Senator for Anambra North
- Incumbent
- Assumed office June 2023
- Preceded by: Stella Oduah

Member of the House of Representatives from Anambra East/West

Personal details
- Born: 13 September 1974 (age 52) Onitsha, Anambra State, Nigeria
- Party: Labour Party (LP)

= Tony Nwoye =

Nigerian Politician

Dr. Tony Okechukwu Nwoye (born 13 September 1974) is a Nigerian politician, serving as the Senator of Anambra North Senatorial District. He was a former member of the Nigerian House of Representatives representing the people of Anambra East/West constituency of Anambra state. He was a gubernatorial candidate of the People's Democratic Party, PDP, in the 2013 Anambra State governorship election and was also a gubernatorial candidate of the APC in the 2017 Anambra State governorship election. He is currently a member of the Labour Party and is a Senator under the Party in the 10th Nigerian Senate.

==Background==

Nwoye was born to the family of chief and Mrs. Lawrence Nwoye of Offianta Nsugbe on 13 September 1974. He went to Metropolitan Secondary School, Onitsha for his secondary education from where he proceeded to study medicine in the University of Nigeria college of medicine and later furthered his knowledge of medicine at the Ebonyi state University and sworn in as a medical doctor.

==Political career==

Nwoye started his political career as a medical student where he functioned in different capacities as a leader.
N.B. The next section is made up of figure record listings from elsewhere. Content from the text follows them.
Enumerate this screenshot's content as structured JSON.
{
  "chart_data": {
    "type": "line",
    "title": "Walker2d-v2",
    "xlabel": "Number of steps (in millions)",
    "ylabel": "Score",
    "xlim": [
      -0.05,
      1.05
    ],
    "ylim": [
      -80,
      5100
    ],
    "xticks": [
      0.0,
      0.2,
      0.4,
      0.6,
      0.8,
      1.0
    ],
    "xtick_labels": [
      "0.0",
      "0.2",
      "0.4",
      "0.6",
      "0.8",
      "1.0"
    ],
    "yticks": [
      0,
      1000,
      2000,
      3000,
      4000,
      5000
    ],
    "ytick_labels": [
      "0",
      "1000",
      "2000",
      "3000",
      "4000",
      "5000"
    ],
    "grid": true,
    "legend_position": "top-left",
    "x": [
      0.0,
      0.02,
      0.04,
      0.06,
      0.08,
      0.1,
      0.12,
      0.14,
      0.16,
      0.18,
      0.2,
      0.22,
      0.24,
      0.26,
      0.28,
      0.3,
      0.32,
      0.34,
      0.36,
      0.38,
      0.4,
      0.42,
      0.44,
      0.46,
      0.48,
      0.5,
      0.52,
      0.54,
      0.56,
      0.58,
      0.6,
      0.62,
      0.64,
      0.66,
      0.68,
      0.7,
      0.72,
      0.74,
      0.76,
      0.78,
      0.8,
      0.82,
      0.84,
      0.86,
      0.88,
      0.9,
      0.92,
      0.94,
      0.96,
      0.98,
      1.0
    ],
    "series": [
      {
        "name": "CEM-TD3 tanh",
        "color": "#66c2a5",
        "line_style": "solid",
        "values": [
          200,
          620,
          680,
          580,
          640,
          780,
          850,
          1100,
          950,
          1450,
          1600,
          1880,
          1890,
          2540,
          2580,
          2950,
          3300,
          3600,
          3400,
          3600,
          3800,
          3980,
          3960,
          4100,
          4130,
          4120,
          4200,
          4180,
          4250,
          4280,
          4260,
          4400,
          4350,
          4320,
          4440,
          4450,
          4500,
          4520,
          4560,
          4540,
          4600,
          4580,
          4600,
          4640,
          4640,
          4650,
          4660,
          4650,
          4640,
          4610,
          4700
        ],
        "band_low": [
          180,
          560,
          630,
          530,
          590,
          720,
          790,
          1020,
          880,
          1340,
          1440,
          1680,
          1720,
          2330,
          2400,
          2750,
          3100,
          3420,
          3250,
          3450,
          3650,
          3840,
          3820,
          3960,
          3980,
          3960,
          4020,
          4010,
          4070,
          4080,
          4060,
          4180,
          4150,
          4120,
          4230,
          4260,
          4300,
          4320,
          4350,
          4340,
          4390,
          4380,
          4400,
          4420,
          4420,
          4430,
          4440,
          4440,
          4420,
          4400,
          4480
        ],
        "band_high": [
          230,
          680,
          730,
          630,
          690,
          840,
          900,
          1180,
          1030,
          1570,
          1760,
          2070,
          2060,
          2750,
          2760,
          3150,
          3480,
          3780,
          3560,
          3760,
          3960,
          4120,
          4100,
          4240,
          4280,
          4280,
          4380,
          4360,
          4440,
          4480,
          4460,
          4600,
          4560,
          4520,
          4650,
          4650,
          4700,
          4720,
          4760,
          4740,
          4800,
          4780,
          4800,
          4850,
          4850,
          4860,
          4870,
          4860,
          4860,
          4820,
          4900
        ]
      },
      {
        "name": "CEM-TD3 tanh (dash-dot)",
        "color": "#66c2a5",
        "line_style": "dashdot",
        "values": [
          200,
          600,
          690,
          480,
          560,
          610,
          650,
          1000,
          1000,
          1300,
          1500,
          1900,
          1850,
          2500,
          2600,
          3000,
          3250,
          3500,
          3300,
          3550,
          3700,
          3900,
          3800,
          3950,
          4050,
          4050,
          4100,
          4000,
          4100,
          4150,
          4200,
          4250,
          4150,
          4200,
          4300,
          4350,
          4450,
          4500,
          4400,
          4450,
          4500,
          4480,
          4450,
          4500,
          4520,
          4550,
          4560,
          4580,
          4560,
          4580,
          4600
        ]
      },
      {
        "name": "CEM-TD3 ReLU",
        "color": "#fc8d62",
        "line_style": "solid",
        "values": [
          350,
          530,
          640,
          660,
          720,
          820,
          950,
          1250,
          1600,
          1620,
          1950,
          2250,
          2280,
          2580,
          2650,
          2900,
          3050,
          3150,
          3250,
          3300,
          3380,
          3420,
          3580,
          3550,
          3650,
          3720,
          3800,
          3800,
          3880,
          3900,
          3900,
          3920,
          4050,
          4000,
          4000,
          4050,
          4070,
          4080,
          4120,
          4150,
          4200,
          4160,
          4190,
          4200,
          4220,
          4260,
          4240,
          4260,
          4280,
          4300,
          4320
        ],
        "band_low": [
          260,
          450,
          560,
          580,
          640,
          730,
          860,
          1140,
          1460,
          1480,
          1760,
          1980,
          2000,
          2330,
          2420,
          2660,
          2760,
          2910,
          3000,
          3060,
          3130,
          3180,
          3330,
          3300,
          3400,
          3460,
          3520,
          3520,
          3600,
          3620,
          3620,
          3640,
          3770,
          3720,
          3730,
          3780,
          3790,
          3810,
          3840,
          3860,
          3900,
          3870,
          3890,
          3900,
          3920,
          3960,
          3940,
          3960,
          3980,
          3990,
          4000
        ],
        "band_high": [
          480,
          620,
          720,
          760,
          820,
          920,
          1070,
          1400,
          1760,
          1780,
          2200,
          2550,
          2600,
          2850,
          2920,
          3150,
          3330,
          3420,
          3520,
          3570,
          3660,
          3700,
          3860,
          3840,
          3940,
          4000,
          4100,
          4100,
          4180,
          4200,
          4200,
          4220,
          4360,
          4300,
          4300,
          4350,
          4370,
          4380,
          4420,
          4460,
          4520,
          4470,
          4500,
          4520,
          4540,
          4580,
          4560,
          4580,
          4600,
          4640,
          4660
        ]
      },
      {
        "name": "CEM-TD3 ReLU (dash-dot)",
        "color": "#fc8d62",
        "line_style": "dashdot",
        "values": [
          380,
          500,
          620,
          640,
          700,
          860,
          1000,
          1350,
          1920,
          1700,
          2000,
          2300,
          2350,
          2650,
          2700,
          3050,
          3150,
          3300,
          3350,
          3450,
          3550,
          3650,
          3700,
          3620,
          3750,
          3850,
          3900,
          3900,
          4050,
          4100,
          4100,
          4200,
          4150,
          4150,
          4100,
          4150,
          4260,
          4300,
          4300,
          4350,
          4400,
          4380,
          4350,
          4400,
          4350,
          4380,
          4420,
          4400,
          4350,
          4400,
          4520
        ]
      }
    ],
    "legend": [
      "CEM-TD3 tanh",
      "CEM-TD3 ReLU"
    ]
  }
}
He was noted to have fought for student unionism. He later became the first medical student to become the speaker of the student union House of Representatives at the University of Nigeria.
He received an award from the then Vice Chancellor, Prof Ginigeme Mbanefo, for the role he played in fighting cultism in the school. He became the national president in December 2003.

He rose to state power as Assistant Secretary of the Executive Committee of the Anambra State PDP in 2005 and by 2006 at the age of 31, he became the Chairman of the State Executive Committee of the Anambra State PDP making him the youngest State Chairman of a major political party in the entire nation. In 2014 he unsuccessfully contested for Anambra State election under PDP. In 2015, he won a case at the Election Tribunal over the APGA (All Progressive Grand Alliance) candidate, Peter Madubueze, to become the representative for Anambra East and West in the Federal House of Representatives.

In 2016, Nwoye left PDP and joined APC (All Progressives Congress). He successfully won the party's governship nomination against many veteran politicians like Andy Uba. He ran for the 2017 Anambra State gubernatorial elections with Dozie Ikedife Jr. as his running mate. They lost to the former incumbent Willie Obiano of the APGA party.

In 2022 he moved to Labor Party and won the nomination for the Anambra Senatorial Elections. He won the seat and began serving as Senator in June 2023.

==Business==

He is the founder and non executive Director of Vintage Consolidated Ltd.